I’ve begun using Lembke’s framework, combined with aspects of my faith that offer additional support. I’ve found that the liturgical seasons of my Catholic faith offer opportunities to become more intentional in conquering my weaknesses. The practice of fasting and abstaining from something during Lent serves as an opportunity for self-discipline with the hope that by the end of the 40 days, we may be transformed in some way.


Ten years ago, I started doing a daily fast twice a week. This discipline serves as a reset button for times I have overindulged. During Lent, I also set time limits for using social media with the idea that I would only go online while riding my stationary bike. Confession: I reverted to old habits while on a long car ride and some idle moments. I will try again. For me, it is also important to take it to prayer asking the Lord to guide me and give me strength, courage, and wisdom to persevere.


Additionally, to help me focus on what needs to be done, I find it helpful to prepare a monthly intentions tracker. For example, I have four manuscripts waiting to pass the finish line. To do this, I need to stop procrastinating and limit my time with social media. Sometimes I create a 12-week tracker and checklists to keep me on track, which removes my tendency to put my time elsewhere. I also benefit from surrounding myself with people who will encourage me as I move forward. These support structures—focusing on the specificity of each task, embracing the accountability created with a supportive colleague, and checking off each item from the list—motivate me to continue.

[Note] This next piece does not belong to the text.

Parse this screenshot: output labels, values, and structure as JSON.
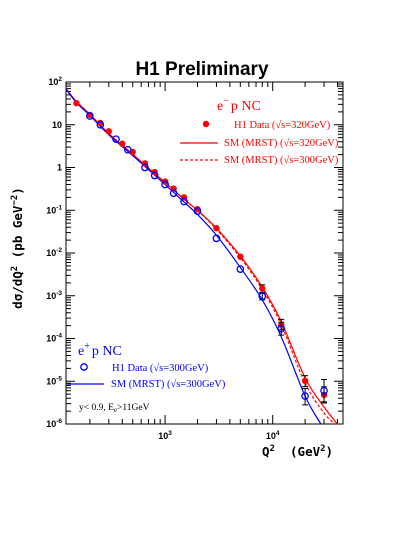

Recognizing there are no shortcuts in this tug of war, I will continue to experiment with what works best for me. I invite you to do the same. There are different approaches to winning this tug-of-war with the dopamine in our brain, and naturally, we each must find what works best for our specific situation.


It’s worth repeating: we are works in progress. Every moment counts. Taking time to work through addictions and bad habits creates balance in our lives and ultimately gives us more time for what we value.


What are some of your winning approaches to overcoming bad habits and addictions?